The first answer is yes! By controlling repetition, specificity and question-asking, we achieve near-human engagingness (i.e. enjoyability) ratings.

TODO

Engagingness (i.e. enjoyability) ratings for humans and selected models.

In particular, our raw engagingness score matches that of the ConvAI2 competition winner’s GPT-based model.2 This is especially notable because our model is much smaller (a 2-layer LSTM-based model vs 12-layer Transformer-based model), and is trained on 12 times less data.

However, on the humanness (i.e. Turing test) metric, all our models are nowhere near human-level!

TODO

Humanness (i.e. Turing test) ratings for humans and selected models.

We’ve observed that our bots are (almost) as engaging as humans, but they’re clearly non-human. What does this mean?

Firstly, our results demonstrate that engagingness is not the same as humanness. While both metrics are frequently used alone for evaluation, our results show the importance of measuring more than one.

Secondly, we suspect that on this task, the human ‘engagingness’ performance may be artificially low.

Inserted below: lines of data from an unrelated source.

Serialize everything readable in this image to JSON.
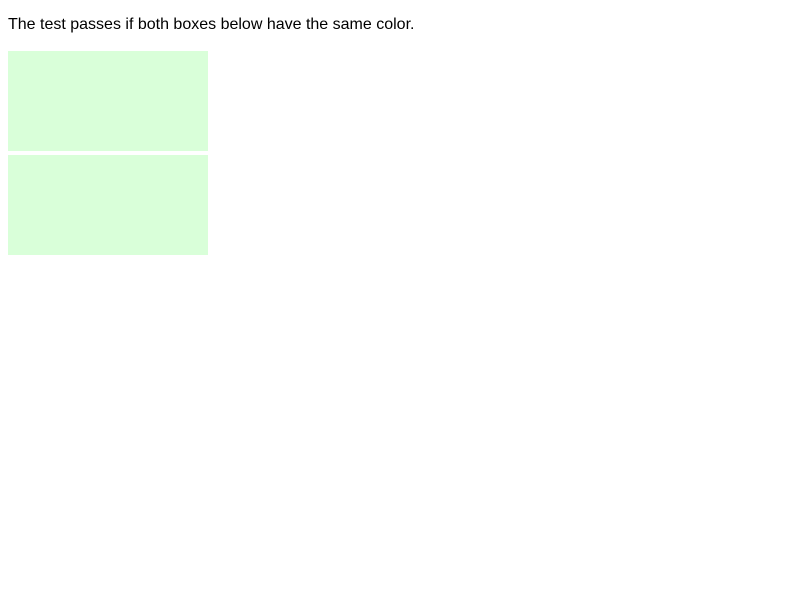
{
  "instruction": {
    "text": "The test passes if both boxes below have the same color."
  },
  "boxes": [
    {
      "color": "#d9ffd9"
    },
    {
      "color": "#d9ffd9"
    }
  ]
}
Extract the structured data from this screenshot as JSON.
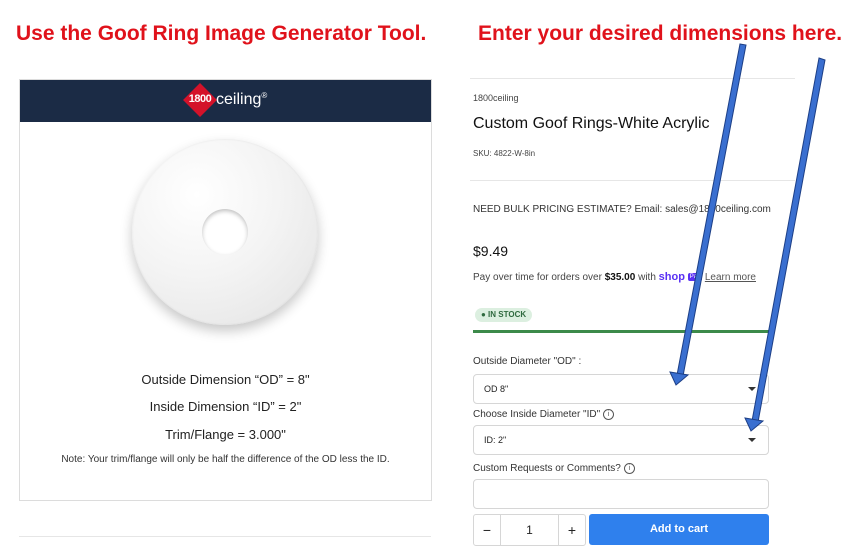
{
  "annotations": {
    "left": "Use the Goof Ring Image Generator Tool.",
    "right": "Enter your desired dimensions here."
  },
  "preview": {
    "logo_number": "1800",
    "logo_word": "ceiling",
    "logo_mark": "®",
    "outside_dimension": "Outside Dimension “OD” = 8\"",
    "inside_dimension": "Inside Dimension “ID” = 2\"",
    "trim_flange": "Trim/Flange = 3.000\"",
    "note": "Note: Your trim/flange will only be half the difference of the OD less the ID."
  },
  "product": {
    "brand": "1800ceiling",
    "title": "Custom Goof Rings-White Acrylic",
    "sku": "SKU: 4822-W-8in",
    "bulk_pricing": "NEED BULK PRICING ESTIMATE? Email: sales@1800ceiling.com",
    "price": "$9.49",
    "pay_over_prefix": "Pay over time for orders over ",
    "pay_over_amount": "$35.00",
    "pay_over_with": " with ",
    "shop_logo": "shop",
    "shop_pay_badge": "Pay",
    "learn_more": "Learn more",
    "stock_status": "● IN STOCK",
    "stock_color": "#3c8a4a"
  },
  "form": {
    "od_label": "Outside Diameter \"OD\" :",
    "od_value": "OD 8\"",
    "id_label": "Choose Inside Diameter \"ID\"",
    "id_value": "ID: 2\"",
    "comments_label": "Custom Requests or Comments?",
    "info_icon": "ⓘ",
    "quantity": "1",
    "minus": "−",
    "plus": "+",
    "add_to_cart": "Add to cart"
  },
  "colors": {
    "annotation_red": "#e0121b",
    "header_navy": "#1b2b45",
    "cart_blue": "#2f80ed",
    "arrow_blue": "#3a6fd0"
  }
}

This is because Turkers chatting for money, using artificial personas, are less engaging conversationalists than people who are genuinely chatting for fun. This may explain why the human-level engagingness scores are easy to match.

Conclusions

  • Control is a good idea for your neural sequence generation dialogue system. Using simple control, we matched the performance of a GPT-based contest winner. We expect these techniques would yield even better results when applied to a highly pretrained language model like GPT.
  • We investigated two general-purpose control methods which have complementary strengths and weaknesses. If you want to control a fairly simple attribute of the output text, and you have sufficient training examples of the attribute, then Conditional Training is probably a good idea. If you don’t have the training data, or the attribute is harder to learn, then Weighted Decoding may be more effective – though you need to be careful as the method can produce degenerate output.
  • Multi-turn phenomena (such as repetition across utterances, and question-asking frequency) are important to conversations – so we need multi-turn eval to detect them.
  • Engagingness is not the same as humanness, so think carefully about which to use as an overall quality metric.
  • Paid Turkers are not very engaging conversationalists, and perhaps aren’t even good judges of whether a conversation is engaging. Though it raises other evaluation challenges, humans chatting for fun may be a better source of genuine judgments.
  • Whether you’re a human or a bot: Don’t repeat yourself. Don’t be boring. Ask more questions.

Outlook

This project involved a lot of manual tuning of control parameters, as we attempted to find the best combination of settings for the four attributes. This was a long and laborious process, requiring not only many expensive hours of Turker evaluation time, but also many hours of our own evaluation time as we chatted to the bots.

I’m reminded of QWOP – a simple game in which you press four buttons (Q, W, O and P) to control the individual muscles in a runner’s legs. Though the aim of the game is to run as far as possible, the entertainment comes from the absurd difficulty of the task.

TODO

QWOP is a game in which you attempt to run by pressing four buttons that each control a different part of the runner's legs.

Manually controlling four low-level text attributes is not the most principled, nor the most scalable way to build a good conversational dialogue system – just as manually controlling the four parts of the runner’s legs is not the most principled way to run a marathon. However, for the neural sequence generation systems we are using today, this kind of control can be useful and effective – getting us a little further down the track, if not all the way to the finish line.


For further details on this work, check out the paper.

If you’d like to chat to the bots yourself, follow the instructions here – it only takes a few minutes to set up!


Footnotes

  1. Sasha Rush showed a similar diagram during his talk at the NeuralGen 2019 workshop. See “Open Questions” slide here

  2. Though we used the exact same wording as ConvAI2 for our Engagingness question, the comparison of raw scores should be considered as a rough indication of a similar overall quality, not an exact comparison.